Also known as: front lever pulses, advanced tuck pulses, tuck lever pulses, bar tuck pulses, tuck front pulses

What is Front Lever Advanced Tuck Pulse?

Front Lever Advanced Tuck Pulse is a calisthenics pull variation where you hold an advanced tuck and perform controlled pulses. It primarily targets the core, lats, shoulders, traps and forearms and is a medium-level skill requiring scapular control and pulling strength.


How to Do Front Lever Advanced Tuck Pulse

  1. Jump to dead hang: Jump into a dead hang on a shoulder-width pronated grip, relax the shoulders then actively engage the scapulae for stability.
  2. Tuck knees to 90°: Curl your knees until they form a 90-degree angle with your torso, keeping hips level and core braced to prevent piking.
  3. Pull to horizontal: Pull through the lats and shoulders to lift your shoulder-to-glutes line parallel to the ground, maintain hollow body tension and breath control.
  4. Perform controlled pulses: At the horizontal hold, perform small pulses by contracting the core and lats while keeping knees fixed; use control, not momentum.
  5. Descend safely: Slowly lower back into a dead hang with controlled elbow extension, breathe steadily and reset scapular position before the next rep to avoid strain.

Muscle Groups

Core, Shoulders, Trapezius, Forearm, Latissimus


Description

Jump into a Dead Hang on the Pull-Up Bar, make sure to maintain a strong pronated grip with your hands about shoulder width apart.

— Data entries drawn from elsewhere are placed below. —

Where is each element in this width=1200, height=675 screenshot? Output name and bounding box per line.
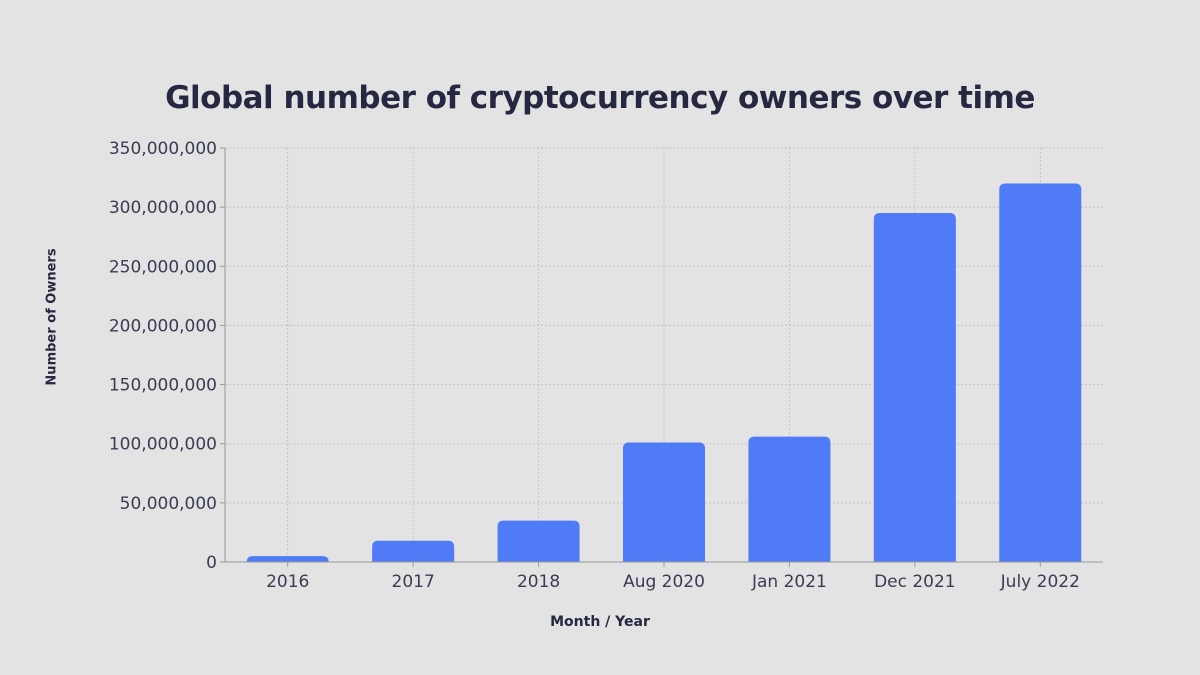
y-tick-label: 50,000,000 [120,494,217,514]
bar [497,520,580,562]
x-tick-label: 2017 [392,572,435,592]
bar [999,183,1082,562]
bar [748,436,831,562]
bar [372,540,455,562]
x-tick-label: July 2022 [1000,572,1080,592]
chart-title: Global number of cryptocurrency owners o… [165,80,1035,116]
x-tick-label: 2018 [517,572,560,592]
y-tick-label: 200,000,000 [109,316,217,336]
bar [623,442,705,562]
y-tick-label: 250,000,000 [109,257,217,277]
bar [873,213,956,563]
y-tick-label: 150,000,000 [109,376,217,396]
x-tick-label: Dec 2021 [874,572,956,592]
y-tick-label: 300,000,000 [109,198,217,218]
x-axis-label: Month / Year [550,614,650,630]
y-tick-label: 350,000,000 [109,139,217,159]
x-tick-label: 2016 [266,572,309,592]
y-tick-label: 100,000,000 [109,435,217,455]
bar [246,556,329,562]
x-tick-label: Aug 2020 [623,572,705,592]
y-tick-label: 0 [206,553,217,573]
x-tick-label: Jan 2021 [751,572,827,592]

Engage your back and curl your knees until they form a 90 degree angle with your torso.

From there, lift your body horizontally by pulling with your arms until your Shoulder-To-Glutes line is parallel to the ground.

You can bend your arms in this variation, but you can not tuck your knees in further than 90 degrees!

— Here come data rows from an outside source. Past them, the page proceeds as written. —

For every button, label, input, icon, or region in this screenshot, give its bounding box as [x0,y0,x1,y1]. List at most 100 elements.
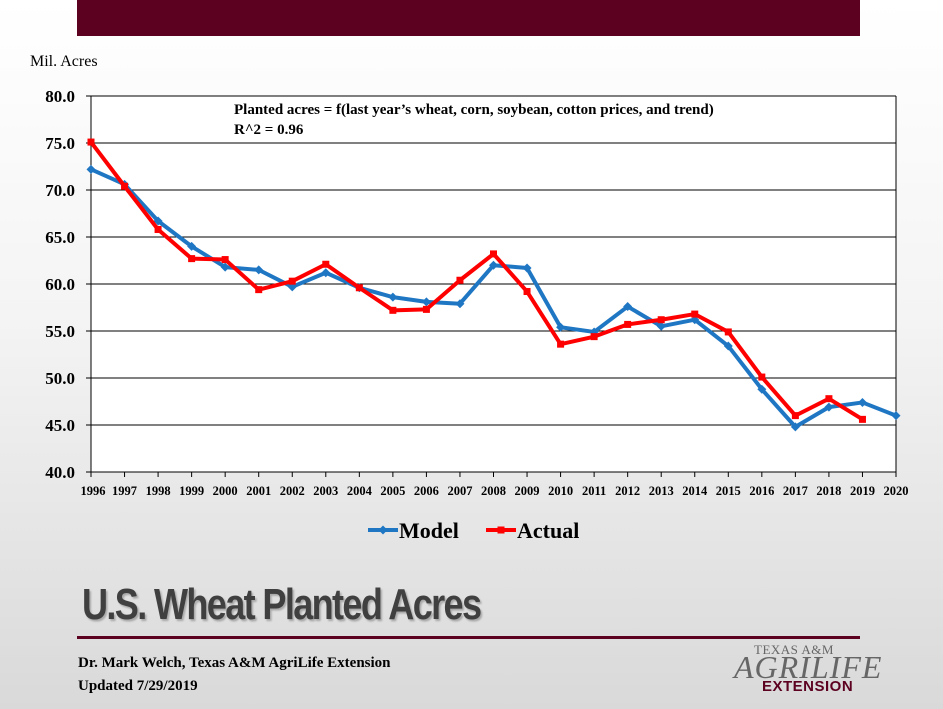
y-axis-label: Mil. Acres [30,53,98,70]
point-model [86,164,96,174]
point-model [656,321,666,331]
logo-line-2: AGRILIFE [734,649,883,685]
x-tick-label: 2014 [682,484,708,498]
y-tick-label: 55.0 [45,322,75,341]
x-tick-label: 2007 [447,484,472,498]
series-line-actual [89,140,864,422]
point-actual [188,255,196,263]
annotation-r-squared: R^2 = 0.96 [234,122,304,138]
x-tick-label: 2015 [716,484,741,498]
y-tick-label: 45.0 [45,416,75,435]
footer-divider [77,636,860,639]
point-actual [523,288,531,296]
point-model [723,341,733,351]
x-tick-label: 1999 [179,484,204,498]
y-tick-label: 75.0 [45,134,75,153]
point-actual [657,316,665,324]
point-model [623,302,633,312]
point-actual [624,320,632,328]
top-banner [77,0,860,36]
point-model [421,297,431,307]
x-tick-label: 2011 [582,484,606,498]
legend-marker-actual [497,526,505,534]
series-lines [86,138,901,432]
point-model [556,322,566,332]
point-actual [288,277,296,285]
point-model [790,422,800,432]
x-tick-label: 1998 [146,484,171,498]
x-tick-label: 2002 [280,484,305,498]
point-model [153,216,163,226]
x-tick-label: 2019 [850,484,875,498]
x-tick-label: 2016 [749,484,774,498]
x-tick-label: 2008 [481,484,506,498]
x-tick-label: 2005 [380,484,405,498]
y-tick-label: 60.0 [45,275,75,294]
point-actual [221,256,229,264]
logo-line-1: TEXAS A&M [754,642,834,657]
y-tick-label: 65.0 [45,228,75,247]
point-actual [791,412,799,420]
point-actual [322,260,330,268]
y-tick-label: 40.0 [45,463,75,482]
logo-line-3: EXTENSION [762,678,854,695]
x-tick-label: 1997 [112,484,137,498]
point-actual [858,415,866,423]
x-tick-label: 2010 [548,484,573,498]
x-tick-label: 2001 [246,484,271,498]
legend-marker-model [378,525,388,535]
point-actual [456,276,464,284]
annotation-equation: Planted acres = f(last year’s wheat, cor… [234,102,714,118]
y-tick-label: 70.0 [45,181,75,200]
point-actual [724,328,732,336]
x-tick-label: 1996 [81,484,106,498]
point-model [757,384,767,394]
gridlines [90,95,897,473]
x-tick-labels: 1996 1997 1998 1999 2000 2001 2002 2003 2004 2005… [81,472,909,498]
legend: Model Actual [368,518,579,543]
point-actual [590,333,598,341]
y-tick-label: 80.0 [45,87,75,106]
x-tick-label: 2017 [783,484,808,498]
x-tick-label: 2000 [213,484,238,498]
point-model [254,265,264,275]
footer-author: Dr. Mark Welch, Texas A&M AgriLife Exten… [78,655,391,671]
point-model [522,263,532,273]
x-tick-label: 2018 [816,484,841,498]
point-model [321,268,331,278]
point-actual [154,225,162,233]
point-actual [255,286,263,294]
x-tick-label: 2004 [347,484,373,498]
point-model [187,241,197,251]
x-tick-label: 2003 [313,484,338,498]
point-actual [758,373,766,381]
legend-label-actual: Actual [517,518,579,543]
legend-label-model: Model [399,518,459,543]
y-tick-labels: 40.0 45.0 50.0 55.0 60.0 65.0 70.0 75.0 80.0 [45,87,91,482]
point-model [824,402,834,412]
x-tick-label: 2006 [414,484,439,498]
y-tick-label: 50.0 [45,369,75,388]
point-model [388,292,398,302]
point-actual [422,305,430,313]
point-actual [490,250,497,258]
point-actual [825,395,833,403]
point-actual [355,284,363,292]
point-model [489,260,498,270]
agrilife-logo: TEXAS A&M AGRILIFE EXTENSION [732,640,881,696]
footer-updated: Updated 7/29/2019 [78,678,198,694]
x-tick-label: 2013 [649,484,674,498]
x-tick-label: 2012 [615,484,640,498]
point-actual [87,138,95,146]
point-actual [557,340,565,348]
point-model [220,262,230,272]
point-actual [691,310,699,318]
point-model [455,299,465,309]
x-tick-label: 2009 [515,484,540,498]
point-actual [121,182,129,190]
point-model [857,397,867,407]
slide-title: U.S. Wheat Planted Acres [82,580,482,629]
point-actual [389,306,397,314]
x-tick-label: 2020 [884,484,909,498]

Once the line is reached, start a controlled descent into a Dead Hang to complete a full rep.
Movement Group: Pull
Equipment: Pull-Up Bar

Progressions and Regressions


Frequently Asked Questions

What are the benefits of Front Lever Advanced Tuck Pulse?

This move builds midline core strength, lats and shoulder stability while improving scapular control and grip endurance. The pulsing action adds dynamic tension useful for progressing toward full front lever holds.

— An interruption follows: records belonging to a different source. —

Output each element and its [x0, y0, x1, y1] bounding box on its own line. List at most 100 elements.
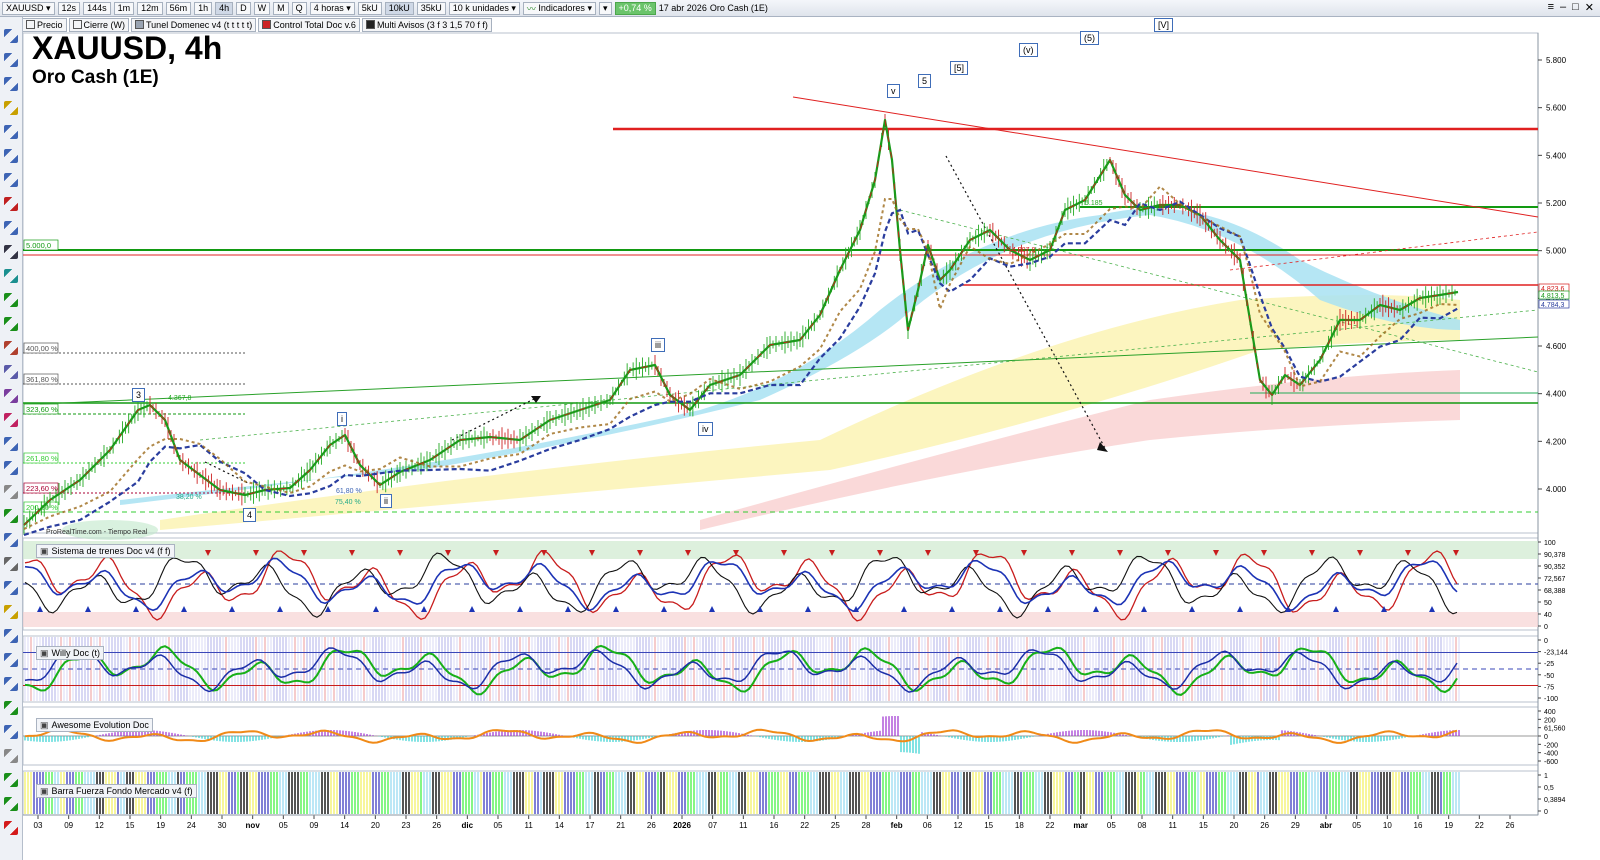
buy-signal-icon — [757, 606, 763, 612]
arrow-icon[interactable] — [4, 221, 18, 235]
crosshair-icon[interactable] — [4, 677, 18, 691]
more-dropdown-button[interactable]: ▾ — [598, 1, 612, 15]
panel-label-willy[interactable]: ▣ Willy Doc (t) — [36, 646, 105, 660]
wave-label-i: i — [337, 412, 347, 426]
pencil-icon[interactable] — [4, 461, 18, 475]
drawing-toolbar — [0, 17, 23, 860]
menu-icon[interactable]: ≡ — [1547, 1, 1554, 13]
trendline-icon[interactable] — [4, 125, 18, 139]
timeframe-d[interactable]: D — [236, 1, 251, 15]
pointer-icon[interactable] — [4, 29, 18, 43]
zoom-in-icon[interactable] — [4, 53, 18, 67]
sell-signal-icon — [877, 550, 883, 556]
timeframe-m[interactable]: M — [273, 1, 289, 15]
fib-label-box — [23, 373, 59, 385]
x-axis-label: 15 — [984, 821, 993, 830]
panel-label-barra-fuerza[interactable]: ▣ Barra Fuerza Fondo Mercado v4 (f) — [36, 784, 197, 798]
x-axis-label: 23 — [402, 821, 411, 830]
avisos-swatch-icon — [365, 20, 375, 29]
timeframe-q[interactable]: Q — [291, 1, 307, 15]
timeframe-w[interactable]: W — [253, 1, 271, 15]
sell-signal-icon — [973, 550, 979, 556]
timeframe-12m[interactable]: 12m — [137, 1, 163, 15]
zoom-out-icon[interactable] — [4, 77, 18, 91]
maximize-icon[interactable]: □ — [1572, 1, 1579, 13]
fibonacci-icon[interactable] — [4, 341, 18, 355]
alarm-icon[interactable] — [4, 605, 18, 619]
top-toolbar: XAUUSD ▾ 12s 144s 1m 12m 56m 1h 4h D W M… — [0, 0, 1600, 17]
wave-icon[interactable] — [4, 509, 18, 523]
panel-collapse-icon[interactable]: ▣ — [40, 545, 49, 556]
legend-label: Control Total Doc v.6 — [273, 19, 356, 30]
symbol-selector[interactable]: XAUUSD ▾ — [2, 1, 55, 15]
close-icon[interactable]: ✕ — [1584, 2, 1594, 14]
sell-signal-icon — [1117, 550, 1123, 556]
x-axis-label: abr — [1320, 821, 1332, 830]
fib-ratio-label: 75,40 % — [335, 499, 361, 506]
buy-signal-icon — [1237, 606, 1243, 612]
instrument-label: Oro Cash (1E) — [709, 3, 768, 13]
tunnel-yellow-band — [160, 295, 1460, 530]
timeframe-4h[interactable]: 4h — [215, 1, 234, 15]
timeframe-56m[interactable]: 56m — [165, 1, 192, 15]
label-icon[interactable] — [4, 269, 18, 283]
timeframe-1h[interactable]: 1h — [194, 1, 213, 15]
legend-label: Multi Avisos (3 f 3 1,5 70 f f) — [376, 19, 488, 30]
panel-label-awesome[interactable]: ▣ Awesome Evolution Doc — [36, 718, 153, 732]
template-icon[interactable] — [4, 629, 18, 643]
panel-tick-label: 100 — [1544, 540, 1556, 547]
ellipse-icon[interactable] — [4, 413, 18, 427]
channel-icon[interactable] — [4, 173, 18, 187]
legend-multi-avisos[interactable]: Multi Avisos (3 f 3 1,5 70 f f) — [361, 17, 492, 32]
tree-icon[interactable] — [4, 701, 18, 715]
pitchfork-icon[interactable] — [4, 389, 18, 403]
buy-signal-icon — [1189, 606, 1195, 612]
rectangle-icon[interactable] — [4, 197, 18, 211]
wave-label-iv: iv — [698, 422, 713, 436]
eye-icon[interactable] — [4, 533, 18, 547]
panel-collapse-icon[interactable]: ▣ — [40, 719, 49, 730]
gann-icon[interactable] — [4, 365, 18, 379]
magnet-icon[interactable] — [4, 101, 18, 115]
fib-label-box — [23, 482, 59, 494]
sync-icon[interactable] — [4, 725, 18, 739]
eraser-icon[interactable] — [4, 485, 18, 499]
panel-tick-label: 40 — [1544, 612, 1552, 619]
horizontal-line-icon[interactable] — [4, 293, 18, 307]
broom-icon[interactable] — [4, 749, 18, 763]
panel-collapse-icon[interactable]: ▣ — [40, 647, 49, 658]
legend-control-total[interactable]: Control Total Doc v.6 — [258, 17, 360, 32]
timeframe-144s[interactable]: 144s — [83, 1, 111, 15]
minimize-icon[interactable]: – — [1560, 1, 1567, 13]
indicators-button[interactable]: 〰 Indicadores ▾ — [522, 1, 596, 15]
panel-tick-label: -50 — [1544, 673, 1554, 680]
delete-icon[interactable] — [4, 821, 18, 835]
panel-collapse-icon[interactable]: ▣ — [40, 785, 49, 796]
legend-close-w[interactable]: Cierre (W) — [68, 17, 130, 32]
x-axis-label: 15 — [1199, 821, 1208, 830]
panel-label-trenes[interactable]: ▣ Sistema de trenes Doc v4 (f f) — [36, 544, 175, 558]
x-axis-label: 26 — [647, 821, 656, 830]
wave-label-paren-v: (v) — [1019, 43, 1038, 57]
text-icon[interactable] — [4, 245, 18, 259]
vertical-line-icon[interactable] — [4, 317, 18, 331]
ray-icon[interactable] — [4, 149, 18, 163]
timeframe-12s[interactable]: 12s — [57, 1, 81, 15]
grid-icon[interactable] — [4, 653, 18, 667]
thumbs-up-icon[interactable] — [4, 797, 18, 811]
legend-label: Tunel Domenec v4 (t t t t t) — [146, 19, 253, 30]
timeframe-1m[interactable]: 1m — [113, 1, 135, 15]
measure-icon[interactable] — [4, 437, 18, 451]
lock-icon[interactable] — [4, 557, 18, 571]
wave-label-5: 5 — [918, 74, 932, 88]
willy-blue-line — [24, 647, 1458, 693]
volume-35ku[interactable]: 35kU — [416, 1, 446, 15]
volume-5ku[interactable]: 5kU — [357, 1, 382, 15]
volume-10ku[interactable]: 10kU — [384, 1, 414, 15]
panel-name: Awesome Evolution Doc — [51, 720, 149, 730]
layers-icon[interactable] — [4, 581, 18, 595]
checkmark-icon[interactable] — [4, 773, 18, 787]
period-selector[interactable]: 4 horas ▾ — [309, 1, 355, 15]
legend-tunel-domenec[interactable]: Tunel Domenec v4 (t t t t t) — [131, 17, 257, 32]
units-selector[interactable]: 10 k unidades ▾ — [448, 1, 520, 15]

What are common mistakes when doing this exercise?

Common errors include using momentum, changing the knee angle, letting hips sag, and holding your breath. Fixes: keep knees fixed at 90°, maintain hollow tension, control each pulse, and practice scapular engagement.

How do I progress to or regress from this exercise?

Progress with longer advanced tuck holds, negative front lever descents, or band-reduced assistance. Regress by using stronger band support, working tucked front lever holds, or practicing scapular pull-ups and horizontal rows.